The rebuild swapped one model running five creatures for a council of five different labs' small models, each driving its own creature: an OpenAI model, an NVIDIA model, an OpenBMB model, and a half-billion-parameter model I fine-tuned myself running two of them. The point was honesty. If the claim is that small models can run a living economy, the strongest version of that claim is five distinct architectures making distinct choices in the same market, not one model wearing five hats.
I rebuilt the operator side too. The player is now a financier who works from the shadows: short a good, whisper a true tip to set up its fall, spring the legend, and collect when the price craters. I made that loop legible on the screen, with an objective, a scoreboard, and a one-click first trade. Making a promise visible is the fastest way to discover the promise is false.
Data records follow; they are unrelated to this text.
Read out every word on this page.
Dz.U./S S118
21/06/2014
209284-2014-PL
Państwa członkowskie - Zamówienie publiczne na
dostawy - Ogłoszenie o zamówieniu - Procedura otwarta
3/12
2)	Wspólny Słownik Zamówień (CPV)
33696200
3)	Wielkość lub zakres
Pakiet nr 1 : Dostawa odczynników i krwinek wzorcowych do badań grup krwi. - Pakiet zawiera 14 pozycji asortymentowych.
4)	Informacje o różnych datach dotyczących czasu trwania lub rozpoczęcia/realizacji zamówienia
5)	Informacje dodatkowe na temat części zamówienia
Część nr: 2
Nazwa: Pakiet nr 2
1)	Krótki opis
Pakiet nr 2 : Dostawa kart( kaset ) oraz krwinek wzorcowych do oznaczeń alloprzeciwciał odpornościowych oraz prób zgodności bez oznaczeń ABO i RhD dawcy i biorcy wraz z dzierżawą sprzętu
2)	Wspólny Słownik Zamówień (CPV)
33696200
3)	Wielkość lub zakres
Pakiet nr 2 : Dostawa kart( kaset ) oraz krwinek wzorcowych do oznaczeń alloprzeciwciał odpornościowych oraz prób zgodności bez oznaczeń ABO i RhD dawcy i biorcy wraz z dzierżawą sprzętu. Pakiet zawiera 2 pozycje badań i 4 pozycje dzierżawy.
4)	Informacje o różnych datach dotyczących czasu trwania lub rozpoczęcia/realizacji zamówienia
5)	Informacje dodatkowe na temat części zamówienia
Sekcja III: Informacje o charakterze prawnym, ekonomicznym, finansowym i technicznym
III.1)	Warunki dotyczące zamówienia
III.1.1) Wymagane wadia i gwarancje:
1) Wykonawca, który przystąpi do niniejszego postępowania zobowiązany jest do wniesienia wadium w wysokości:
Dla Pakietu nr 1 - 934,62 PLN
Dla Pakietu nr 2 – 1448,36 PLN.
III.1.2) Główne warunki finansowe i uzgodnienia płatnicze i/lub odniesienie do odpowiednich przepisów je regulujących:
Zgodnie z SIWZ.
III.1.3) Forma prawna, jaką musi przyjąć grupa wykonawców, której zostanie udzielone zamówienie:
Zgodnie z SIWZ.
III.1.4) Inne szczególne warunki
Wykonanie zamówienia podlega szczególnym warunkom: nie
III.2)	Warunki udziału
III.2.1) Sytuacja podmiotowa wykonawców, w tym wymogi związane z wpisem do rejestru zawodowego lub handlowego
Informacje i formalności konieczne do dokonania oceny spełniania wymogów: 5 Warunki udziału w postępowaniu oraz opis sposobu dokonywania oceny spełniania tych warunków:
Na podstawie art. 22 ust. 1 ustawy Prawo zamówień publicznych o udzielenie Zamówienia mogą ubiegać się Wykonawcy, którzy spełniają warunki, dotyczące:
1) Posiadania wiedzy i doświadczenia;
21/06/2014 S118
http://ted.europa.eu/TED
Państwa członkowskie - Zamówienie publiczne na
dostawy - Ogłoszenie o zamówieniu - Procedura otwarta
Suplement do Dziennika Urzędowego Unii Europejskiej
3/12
Because when I shorted honey and sprang the Run on Oona's Hoard, honey did not crash. It rose. The council models, reading a rumor that the vault was empty and a tip that the crop was doomed, did not dump honey the way the original single model had. They hoarded it. Scarcity, not a fire sale. The short lost money, and the headline the narrator wrote, with no irony, was that the honey gamble had soured.
This is the lesson, and it is not specific to a game. In an agent economy the reference price is not a dial you turn. It is the residue of what the agents actually choose to trade. The original crash was real, but it was contingent on one model's disposition, not a robust property of the system. Change the population, and the emergent behavior you documented can simply evaporate.